Living in an Usurped Domain

Kolkata, the abode of intellectuals and artists found one of the strongest protest meetings on 14th May. Oindrilla Maity captures the spirit of the Kolkatan Artists’ protest against the Baroda incident.  

Cultural activists of West Bengal are appalled and outraged. Despite an afternoon torrential downpour, the art-world in West Bengal launched a protest meeting against moral policing on art at the MS University, Baroda, which disrupted the ongoing examination and evaluation of students’ works. At 4 pm in the evening, artists, critics, art historians and students gathered at the Academy of Fine Arts on 14th May, voicing against the assault on a secular stream such as art is.

The protesters carried in their hands placards that read captions such as: ‘Stop assaults on Art’; ‘Art is secular, refrain from saffronising Art’, and many more. The protest in the city is held simultaneously with meetings of the same kind in Delhi, Mumbai, and Baroda as well as in Shantiniketan in West Bengal, where the artist teachers and students from Kala Bhavana – the Visual Arts Faculty – took part in the protest meet. In Kolkata, eminent artists Jogen Chowdhury, Suvaprasanna Bhattacharya, Samir Aich, Abhijit Gupta, Chhatrapati Dutta and members of Khoj Kolkata took the lead.

Art Historian Tapati Guha Thakurta , who addressed the meetng here today, spoke on the necessity of providing art education to the lay public and added that ‘…the nude is an integral part of our culture.’ In this context she mentioned Hussain’s renditions of the Hindu icons in their nude forms. True, vandalisms of such kind in the form of assaults on art are a new national morality that has dawned in India of late. Art critic and scholar Pranab Ranjan Ray while speaking in the meeting said that it was ‘against public morality.’

Art critic Kishore Chatterjee stated that ‘the practice of art iss private’ and hence, an assault on it by politically appointed brigands who are claimers of religious purity is terrible and we should vehemently be protesting it. A petition addressed to the Prime Minister of India, the Chief Justice of the Supreme Court, the Chief Minister of West Bengal and the Ministry of Culture singed by all those who were present at the meeting will be sent tomorrow.

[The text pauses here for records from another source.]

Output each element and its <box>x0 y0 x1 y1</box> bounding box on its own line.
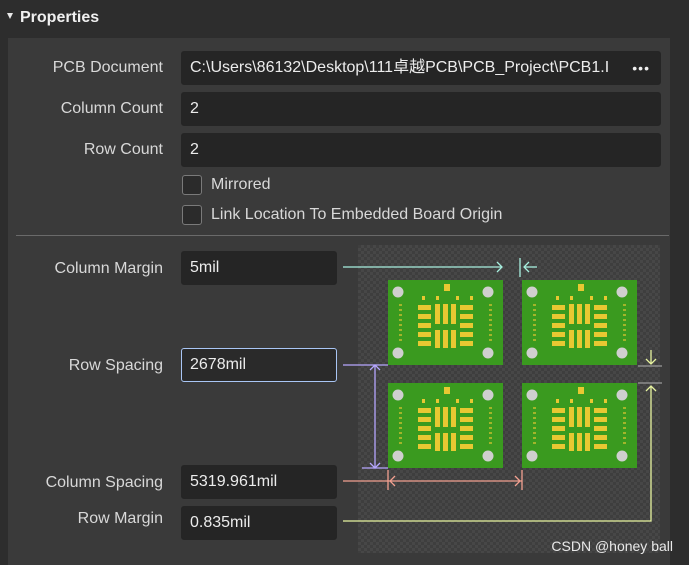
row-count-input[interactable]: 2 <box>181 133 661 167</box>
pcb-document-label: PCB Document <box>52 59 163 76</box>
pcb-document-value: C:\Users\86132\Desktop\111卓越PCB\PCB_Proj… <box>190 59 610 76</box>
column-spacing-input[interactable]: 5319.961mil <box>181 465 337 499</box>
link-location-label: Link Location To Embedded Board Origin <box>211 206 503 223</box>
section-divider <box>16 235 669 236</box>
pcb-document-field[interactable]: C:\Users\86132\Desktop\111卓越PCB\PCB_Proj… <box>181 51 661 85</box>
column-margin-input[interactable]: 5mil <box>181 251 337 285</box>
panel-title: Properties <box>20 9 100 26</box>
mirrored-checkbox[interactable] <box>182 175 202 195</box>
column-spacing-label: Column Spacing <box>45 474 163 491</box>
column-count-label: Column Count <box>60 100 163 117</box>
link-location-checkbox[interactable] <box>182 205 202 225</box>
browse-more-button[interactable]: ••• <box>632 52 650 84</box>
row-count-label: Row Count <box>83 141 163 158</box>
mirrored-label: Mirrored <box>211 176 271 193</box>
panelization-diagram <box>358 245 660 553</box>
properties-header[interactable]: Properties <box>0 0 689 36</box>
collapse-triangle-icon[interactable] <box>7 13 13 19</box>
column-margin-label: Column Margin <box>54 260 163 277</box>
row-spacing-label: Row Spacing <box>68 357 163 374</box>
row-spacing-input[interactable]: 2678mil <box>181 348 337 382</box>
column-count-input[interactable]: 2 <box>181 92 661 126</box>
row-margin-input[interactable]: 0.835mil <box>181 506 337 540</box>
row-margin-label: Row Margin <box>77 510 163 527</box>
watermark-text: CSDN @honey ball <box>551 538 673 554</box>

The opening paragraph of the petition reads: ‘We, the cultural activists of West Bengal are shocked and feel horrified at yet another round of brutal suppression of constitutionally guaranteed right to (self-) expression and democratic practice of autonomy and of academic institutions by religious bigots trying to dictate the terms of public morality with unabashed state support.’ Such vandalism ‘in the name of religious sanctity’ reminds one of the ‘Taliban mould’. Interventions of such kind curtail our freedom of thought and free expressions. The petition therefore appeals to punishing the vandals and withdrawal of a forged case against the ‘offending’ student and his release and the withdrawal of the suppression order against the Dean, Prof. Shivaji Panikkar and ask the V.C. to apologize for acting as ‘a slave of the forces of darkness’. Two letters to the Editor of The Telegraph (May 15) written by Prof. Gulammohammed Sheikh from Baroda , and a second one written by Partha Chatterjee , Sukanto Chaudhuri and 47 others from the Centre for Studies  in Social Sciences , Calcutta, Jadavpur University and the IIM, state such heckling of students and teachers as amounting to ‘a gross violation of the academic life and autonomy of a university and is to be strongly condemned’.